# Its time to get our Cv's out there...



## chellebubbles (Aug 21, 2010)

Can anyone recommend any recruitment agencies, newspapers, websites etc etc?

The fella and I both work in marketing, myself in food retail and him in bathroom and kitchen buying/distribution. 

Many Thanks

Michelle


----------



## Warold (May 30, 2011)

chellebubbles said:


> Can anyone recommend any recruitment agencies, newspapers, websites etc etc?
> 
> The fella and I both work in marketing, myself in food retail and him in bathroom and kitchen buying/distribution.
> 
> ...



seek . co. nz
trademe .co .nz

These are the main 2 websites for job searching in NZ


----------



## anski (Aug 17, 2008)

chellebubbles said:


> Can anyone recommend any recruitment agencies, newspapers, websites etc etc?
> 
> The fella and I both work in marketing, myself in food retail and him in bathroom and kitchen buying/distribution.
> 
> ...



Michelle,

Why not submit your CV's direct, you might be surprised at the response


New Zealand Food Companies NZ 1

Do a Google search for companies in NZ after-all what have you got to loose other than your time?

My former employer always considered job seekers who took the initiative to apply personally.

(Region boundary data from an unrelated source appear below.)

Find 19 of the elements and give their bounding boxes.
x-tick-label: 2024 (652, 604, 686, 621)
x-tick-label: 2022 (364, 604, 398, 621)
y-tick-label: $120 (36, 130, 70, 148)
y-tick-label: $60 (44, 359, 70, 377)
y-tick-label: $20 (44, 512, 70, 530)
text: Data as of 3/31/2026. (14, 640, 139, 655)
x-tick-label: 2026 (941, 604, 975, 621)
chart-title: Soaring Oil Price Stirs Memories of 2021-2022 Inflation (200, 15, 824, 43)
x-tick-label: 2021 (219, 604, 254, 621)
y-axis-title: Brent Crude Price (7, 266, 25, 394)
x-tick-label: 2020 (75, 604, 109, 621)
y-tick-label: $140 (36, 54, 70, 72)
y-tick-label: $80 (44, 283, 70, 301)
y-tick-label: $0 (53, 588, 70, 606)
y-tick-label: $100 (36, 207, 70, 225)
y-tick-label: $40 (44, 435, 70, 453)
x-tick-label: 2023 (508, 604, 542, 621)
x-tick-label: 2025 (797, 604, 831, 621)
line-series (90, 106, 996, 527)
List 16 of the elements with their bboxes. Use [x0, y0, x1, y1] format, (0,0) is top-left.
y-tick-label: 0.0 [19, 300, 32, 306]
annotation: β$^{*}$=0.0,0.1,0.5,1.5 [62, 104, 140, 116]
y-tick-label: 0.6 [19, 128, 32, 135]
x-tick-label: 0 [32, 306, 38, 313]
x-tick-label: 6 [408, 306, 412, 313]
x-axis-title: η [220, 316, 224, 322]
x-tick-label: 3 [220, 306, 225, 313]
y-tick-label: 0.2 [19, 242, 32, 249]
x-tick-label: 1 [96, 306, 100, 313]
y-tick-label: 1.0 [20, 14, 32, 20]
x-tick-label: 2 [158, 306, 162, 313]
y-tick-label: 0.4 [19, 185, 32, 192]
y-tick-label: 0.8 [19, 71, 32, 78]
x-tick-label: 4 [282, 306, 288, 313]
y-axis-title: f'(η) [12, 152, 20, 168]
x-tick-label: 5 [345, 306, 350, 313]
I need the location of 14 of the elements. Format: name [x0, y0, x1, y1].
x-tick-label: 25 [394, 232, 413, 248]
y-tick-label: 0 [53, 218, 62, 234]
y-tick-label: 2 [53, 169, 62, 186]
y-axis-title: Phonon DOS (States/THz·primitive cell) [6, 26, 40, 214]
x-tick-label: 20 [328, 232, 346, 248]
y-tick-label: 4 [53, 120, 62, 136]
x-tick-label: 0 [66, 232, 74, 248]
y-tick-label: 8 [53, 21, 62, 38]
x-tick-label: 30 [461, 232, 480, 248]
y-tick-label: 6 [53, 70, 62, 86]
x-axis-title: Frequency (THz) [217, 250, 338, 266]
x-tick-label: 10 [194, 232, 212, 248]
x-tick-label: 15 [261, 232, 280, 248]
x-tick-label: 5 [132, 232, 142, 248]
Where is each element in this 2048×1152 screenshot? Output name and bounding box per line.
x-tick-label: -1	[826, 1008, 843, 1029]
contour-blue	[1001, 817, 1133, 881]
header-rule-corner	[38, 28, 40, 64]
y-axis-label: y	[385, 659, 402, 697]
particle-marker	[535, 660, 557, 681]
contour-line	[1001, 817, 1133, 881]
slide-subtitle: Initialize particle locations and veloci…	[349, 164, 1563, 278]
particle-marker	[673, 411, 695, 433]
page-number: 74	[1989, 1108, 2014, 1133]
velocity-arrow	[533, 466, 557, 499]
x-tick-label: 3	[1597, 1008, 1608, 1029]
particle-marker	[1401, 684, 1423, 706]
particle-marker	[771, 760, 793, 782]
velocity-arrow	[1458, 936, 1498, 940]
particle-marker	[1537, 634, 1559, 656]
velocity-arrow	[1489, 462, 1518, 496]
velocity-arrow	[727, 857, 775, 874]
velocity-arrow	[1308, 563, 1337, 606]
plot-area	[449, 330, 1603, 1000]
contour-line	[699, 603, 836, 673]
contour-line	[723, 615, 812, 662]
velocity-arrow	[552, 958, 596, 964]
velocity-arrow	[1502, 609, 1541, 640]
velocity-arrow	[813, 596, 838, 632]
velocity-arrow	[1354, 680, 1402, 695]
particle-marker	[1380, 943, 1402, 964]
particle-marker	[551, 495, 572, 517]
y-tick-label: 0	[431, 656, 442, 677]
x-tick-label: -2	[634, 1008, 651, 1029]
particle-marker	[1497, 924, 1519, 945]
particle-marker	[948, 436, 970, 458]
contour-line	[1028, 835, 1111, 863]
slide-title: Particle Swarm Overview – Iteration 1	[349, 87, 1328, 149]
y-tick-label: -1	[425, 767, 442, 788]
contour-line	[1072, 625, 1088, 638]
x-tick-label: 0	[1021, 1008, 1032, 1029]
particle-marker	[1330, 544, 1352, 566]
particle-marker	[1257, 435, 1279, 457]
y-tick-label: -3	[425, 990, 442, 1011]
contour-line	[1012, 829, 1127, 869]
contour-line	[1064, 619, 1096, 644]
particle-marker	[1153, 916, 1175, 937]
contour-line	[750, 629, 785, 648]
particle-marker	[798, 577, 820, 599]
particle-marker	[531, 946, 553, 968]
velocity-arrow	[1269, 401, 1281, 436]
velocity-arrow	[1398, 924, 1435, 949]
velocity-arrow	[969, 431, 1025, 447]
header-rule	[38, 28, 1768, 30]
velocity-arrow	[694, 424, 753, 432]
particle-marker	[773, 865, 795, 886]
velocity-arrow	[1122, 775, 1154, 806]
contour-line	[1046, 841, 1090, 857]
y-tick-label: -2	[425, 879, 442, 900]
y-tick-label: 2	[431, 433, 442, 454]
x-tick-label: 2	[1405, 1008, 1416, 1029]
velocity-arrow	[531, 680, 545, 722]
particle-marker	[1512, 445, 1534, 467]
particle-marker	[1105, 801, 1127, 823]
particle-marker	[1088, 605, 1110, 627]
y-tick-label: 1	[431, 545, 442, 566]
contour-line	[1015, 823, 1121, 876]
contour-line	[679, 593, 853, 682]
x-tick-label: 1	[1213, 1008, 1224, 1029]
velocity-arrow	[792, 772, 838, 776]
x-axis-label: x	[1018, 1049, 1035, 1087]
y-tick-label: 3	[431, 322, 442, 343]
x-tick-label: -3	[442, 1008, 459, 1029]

Some recruitment agencies will not consider you unless you are already there & ready to be interviewed.


----------



## chellebubbles (Aug 21, 2010)

anski said:


> Michelle,
> 
> Why not submit your CV's direct, you might be surprised at the response
> 
> ...



Hi, thanks for replying. I shall defiantly do what your recommend and send my Cvs directly, i already sent a couple to big companies such as Heinz but they pretty much said that until we land they can't consider me, which is totally understandable. I do agree, there's nothing to lose by introducing myself and letting them know when we intend on landing  



Thanks again



Michelle


----------



## anski (Aug 17, 2008)

chellebubbles said:


> Hi, thanks for replying. I shall defiantly do what your recommend and send my Cvs directly, i already sent a couple to big companies such as Heinz but they pretty much said that until we land they can't consider me, which is totally understandable. I do agree, there's nothing to lose by introducing myself and letting them know when we intend on landing
> 
> 
> 
> ...


My pleasure Michelle. Good luck & don't forget to keep us posted or ask any other questions you have.

Anski


----------